I had one such experience last night at our local club. I knew to expect a visitor from a neighbouring town, a man who has only recently returned to the area and chess, a man I have always respected, a man I had never been able to beat in a game of chess!

Not that this had any sort of revenge-driven purpose. As a matter of fact, we have always got on famously well. This was a man who would always offer an encouraging word after a game and share any thoughts that you sought from him. He is one of the gentlemen of the game that you count yourself lucky to know.

I myself had taken a short break from competitive chess, before my comeback tournament in November 2005; it had only been 18 years since my previous tournament! Actually it was this same fellow who had taken me to my first ever tournament.

When I decided to again play competitive chess, I knew that there was a club in one of our neighbouring cities, Bathurst. I had played chess there when I lived there. I also knew that the other neighbouring city, Orange, had lost their chess club due to this man leaving for another part of the country and no one was able to pick up the reins and organise things as well as he did. I decided to take a gamble and start a chess club in our small town of 3,000 people and see how it went. I also made contact with some of the people who lived in the club-less town and told them that we were open for any players who wished to participate in this great game of chess.
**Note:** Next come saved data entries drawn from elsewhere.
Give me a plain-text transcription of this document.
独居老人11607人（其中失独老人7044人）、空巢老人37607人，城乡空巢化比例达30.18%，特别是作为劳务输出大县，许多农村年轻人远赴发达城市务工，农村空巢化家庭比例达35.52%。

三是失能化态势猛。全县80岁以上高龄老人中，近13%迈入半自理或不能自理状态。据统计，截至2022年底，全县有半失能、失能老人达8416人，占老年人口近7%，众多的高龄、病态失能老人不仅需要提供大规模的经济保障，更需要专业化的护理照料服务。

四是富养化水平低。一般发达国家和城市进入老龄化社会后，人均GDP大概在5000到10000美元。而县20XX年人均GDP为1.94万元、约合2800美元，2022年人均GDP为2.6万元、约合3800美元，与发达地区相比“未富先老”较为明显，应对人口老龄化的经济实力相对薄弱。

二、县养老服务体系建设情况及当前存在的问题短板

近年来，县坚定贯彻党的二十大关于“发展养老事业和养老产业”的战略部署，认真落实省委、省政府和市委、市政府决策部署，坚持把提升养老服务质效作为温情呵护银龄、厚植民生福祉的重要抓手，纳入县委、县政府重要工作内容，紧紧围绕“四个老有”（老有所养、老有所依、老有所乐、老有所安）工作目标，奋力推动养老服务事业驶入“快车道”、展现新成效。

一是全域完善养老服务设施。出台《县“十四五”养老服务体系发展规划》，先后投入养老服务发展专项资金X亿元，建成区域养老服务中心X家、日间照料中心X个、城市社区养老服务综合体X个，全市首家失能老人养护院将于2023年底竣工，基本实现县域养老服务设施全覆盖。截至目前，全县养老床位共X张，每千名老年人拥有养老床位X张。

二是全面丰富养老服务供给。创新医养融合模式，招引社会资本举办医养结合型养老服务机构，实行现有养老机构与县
To cut a long story short, we soon had two players from Orange and two players from Cowra, who joined with us to enable us to start an inter-town series of matches with Bathurst. That has now grown to be four clubs with the addition of Dubbo and Katoomba.

Anyhow, at one of the special occasions we organised, who should walk in the door, a ghost from the past! Hurried reintroductions, followed by furious questions of, what have you been up to? what are you doing? how long are you staying for? led to the pleasant discovery that he was now semi retired, living back in Orange, had left chess for bridge, was making a sentimental trip to renew old acquaintances and was making some sort of comeback to chess, having recently taught his grandson how to play the game.

Last night he came to the club with his grandson.  We had four kids there ranging in age from 15 down to 9, we had five adults ranging in age from ... well let’s not depress ourselves with that information.

We played a funny game where each of the juniors played the five adults who were taking turns from board to board in simul fashion. It wasn’t too serious, as the adults were often guilty of helping the kids spot their tactical ideas and even sometimes devilishly playing a move that made life horribly difficult for the player following them! Nice to say that in the end I think the kids got three wins to one!

Then we, my old friend and I, got to play a game, and for all the reasons mentioned above it was like turning back the clock twenty odd years.  For me it was also a bit of a confirmation that all the work that it takes to keep the club going, to have our tournament, to have the inter-club matches, is all worth it when you see great gentlemen like this fellow revelling in the enjoyment of the game.

As to the result of our individual game, that isn’t important, it was the actual fact that it was played that was important to me.